Criada em 1961 por um grupo de países europeus, a OCDE tem hoje 30 países-membros que, juntos, somam mais da metade das riquezas do planeta. Para tornar-se sócio, o país precisa provar ter avançado em compromissos com a democracia representativa e com a economia de livre mercado. Da AL, só o México faz parte da OCDE, e, assim mesmo, por influência dos EUA. O Chile é o primeiro a ser convidado espontaneamente e por unanimidade. Para se unir ao grupo, vai precisar mudar sua legislação nas áreas fiscal, de governança corporativa e responsabilidade legal em casos de corrupção.
Brasil e Chile passaram por duras e prolongadas ditaduras, mas tomaram rumos diversos com a chegada da democracia. Pragmática, a Concertación (coalizão de partidos de esquerda que governa o Chile há 20 anos) contestou a ditadura no plano político, mas manteve e aprofundou feitos na área econômica, como a abertura da economia com baixas tarifas de importação, a lei de autonomia do banco central e um modelo privado de previdência, que depois entrou em crise pela baixa adesão dos trabalhadores, que não tinham recursos para contribuir com o valor mínimo exigido. Ao assumir o governo, um dos primeiros atos de Bachelet foi nomear uma comissão mista (governo e oposição) para preparar uma nova previdência, que manteve o regime privado de capitalização, mas universalizou o sistema, concedendo um mínimo equivalente a R$ 230 a 40% dos idosos excluídos até então.

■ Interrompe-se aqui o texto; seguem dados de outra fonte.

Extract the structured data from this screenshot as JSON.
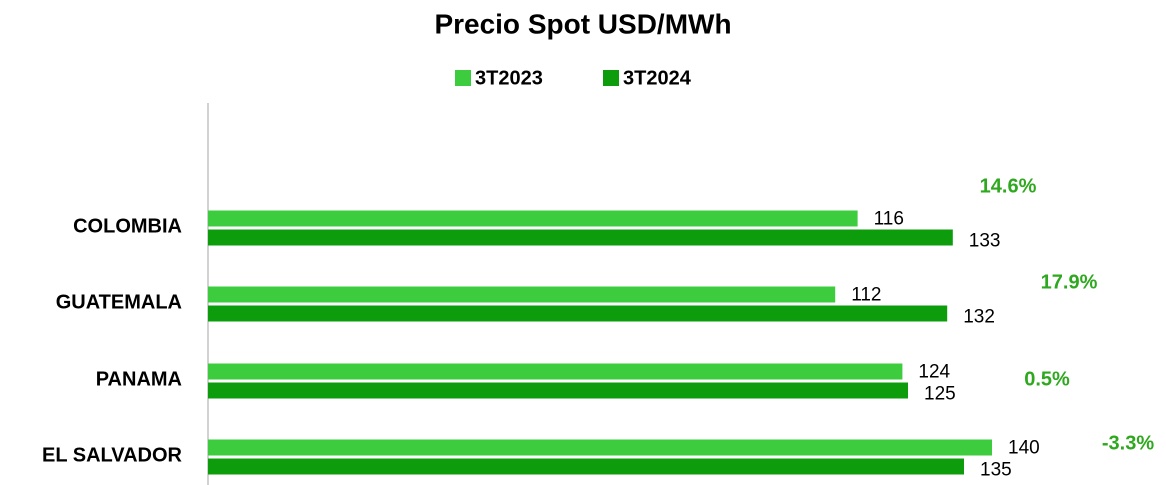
{
  "chart_data": {
    "type": "bar",
    "orientation": "horizontal",
    "title": "Precio Spot USD/MWh",
    "categories": [
      "COLOMBIA",
      "GUATEMALA",
      "PANAMA",
      "EL SALVADOR"
    ],
    "series": [
      {
        "name": "3T2023",
        "color": "#3dcc3d",
        "values": [
          116,
          112,
          124,
          140
        ]
      },
      {
        "name": "3T2024",
        "color": "#0c9c0c",
        "values": [
          133,
          132,
          125,
          135
        ]
      }
    ],
    "annotations": [
      "14.6%",
      "17.9%",
      "0.5%",
      "-3.3%"
    ],
    "annotation_color": "#2ea81e",
    "xlim": [
      0,
      170
    ],
    "legend": "top"
  }
}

Já o Brasil saiu da ditadura promulgando uma nova Constituição, com viés ideológico fora da realidade e que logo precisou ser reformada para possibilitar o progresso econômico. A abertura econômica só ocorreu em 1994 e, assim mesmo, tímida; apenas remendada, a Previdência permanece com poucos ganhando muito e muitos ganhando pouco; a autonomia do Banco Central depende do presidente de plantão, porque não é garantida em lei. No Brasil o poder de pressão de interesses da classe política costuma atrofiar e reduzir pela metade o que precisa ser feito.

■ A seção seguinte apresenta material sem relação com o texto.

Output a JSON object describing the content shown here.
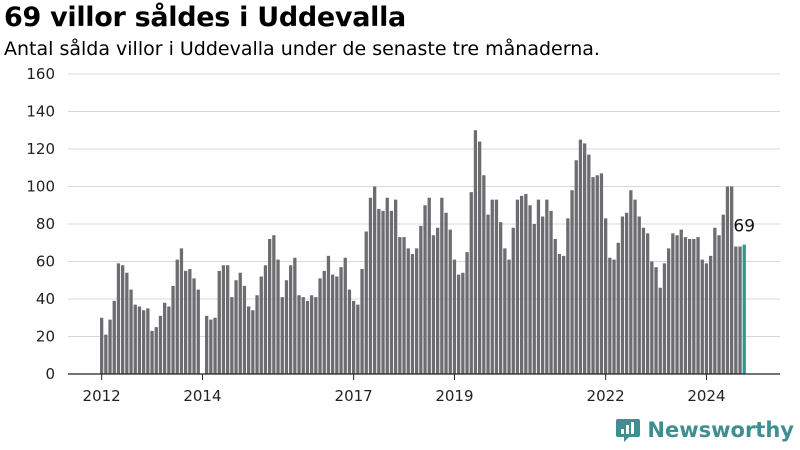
{
  "header": {
    "title": "69 villor såldes i Uddevalla",
    "subtitle": "Antal sålda villor i Uddevalla under de senaste tre månaderna."
  },
  "brand": {
    "name": "Newsworthy",
    "logo_icon": "bar-chart-icon",
    "color": "#3d8f91"
  },
  "colors": {
    "bar": "#6d6c71",
    "highlight": "#2a9d8f",
    "grid": "#d8d8d8",
    "axis": "#222222"
  },
  "chart_data": {
    "type": "bar",
    "title": "69 villor såldes i Uddevalla",
    "subtitle": "Antal sålda villor i Uddevalla under de senaste tre månaderna.",
    "xlabel": "",
    "ylabel": "",
    "ylim": [
      0,
      160
    ],
    "yticks": [
      0,
      20,
      40,
      60,
      80,
      100,
      120,
      140,
      160
    ],
    "grid": true,
    "x_tick_labels": [
      {
        "label": "2012",
        "index": 0
      },
      {
        "label": "2014",
        "index": 24
      },
      {
        "label": "2017",
        "index": 60
      },
      {
        "label": "2019",
        "index": 84
      },
      {
        "label": "2022",
        "index": 120
      },
      {
        "label": "2024",
        "index": 144
      }
    ],
    "highlight_index": 153,
    "highlight_label": "69",
    "values": [
      30,
      21,
      29,
      39,
      59,
      58,
      54,
      45,
      37,
      36,
      34,
      35,
      23,
      25,
      31,
      38,
      36,
      47,
      61,
      67,
      55,
      56,
      51,
      45,
      0,
      31,
      29,
      30,
      55,
      58,
      58,
      41,
      50,
      54,
      47,
      36,
      34,
      42,
      52,
      58,
      72,
      74,
      61,
      41,
      50,
      58,
      62,
      42,
      41,
      39,
      42,
      41,
      51,
      55,
      63,
      53,
      52,
      57,
      62,
      45,
      39,
      37,
      56,
      76,
      94,
      100,
      88,
      87,
      94,
      87,
      93,
      73,
      73,
      67,
      64,
      67,
      79,
      90,
      94,
      74,
      78,
      94,
      86,
      77,
      61,
      53,
      54,
      65,
      97,
      130,
      124,
      106,
      85,
      93,
      93,
      81,
      67,
      61,
      78,
      93,
      95,
      96,
      90,
      80,
      93,
      84,
      93,
      87,
      72,
      64,
      63,
      83,
      98,
      114,
      125,
      123,
      117,
      105,
      106,
      107,
      83,
      62,
      61,
      70,
      84,
      86,
      98,
      93,
      84,
      78,
      75,
      60,
      57,
      46,
      59,
      67,
      75,
      74,
      77,
      73,
      72,
      72,
      73,
      61,
      59,
      63,
      78,
      74,
      85,
      100,
      100,
      68,
      68,
      69
    ]
  }
}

Em resumo, os quatro governos democratas da Concertación agiram sem preconceito ideológico em favor do progresso econômico: mantiveram o que de bom herdaram da ditadura, fizeram acordos comerciais com EUA e Europa, preservaram a política macroeconômica que controlou a inflação, estabilizou a economia e atraiu investimento estrangeiro. Já o Brasil começou o ciclo de reformas mais tarde, a partir de 1994. Passados 15 anos, até hoje não o concluiu. A falta das reformas política, tributária, previdenciária e trabalhista tem freado o crescimento e fragilizado nossa democracia. Por isso, desde o início da década de 1990, enquanto a economia chilena cresce continuamente a taxas de 6%, 7% ao ano, a brasileira patina em taxas baixas e, nos últimos anos, cresceu mais colada na prosperidade do mundo. Por isso o Chile é o 1º na AL e o 44º no mundo entre os países de maior Índice de Desenvolvimento Humano (IDH), e o Brasil ocupa, respectivamente, a 9ª e a 75ª posições.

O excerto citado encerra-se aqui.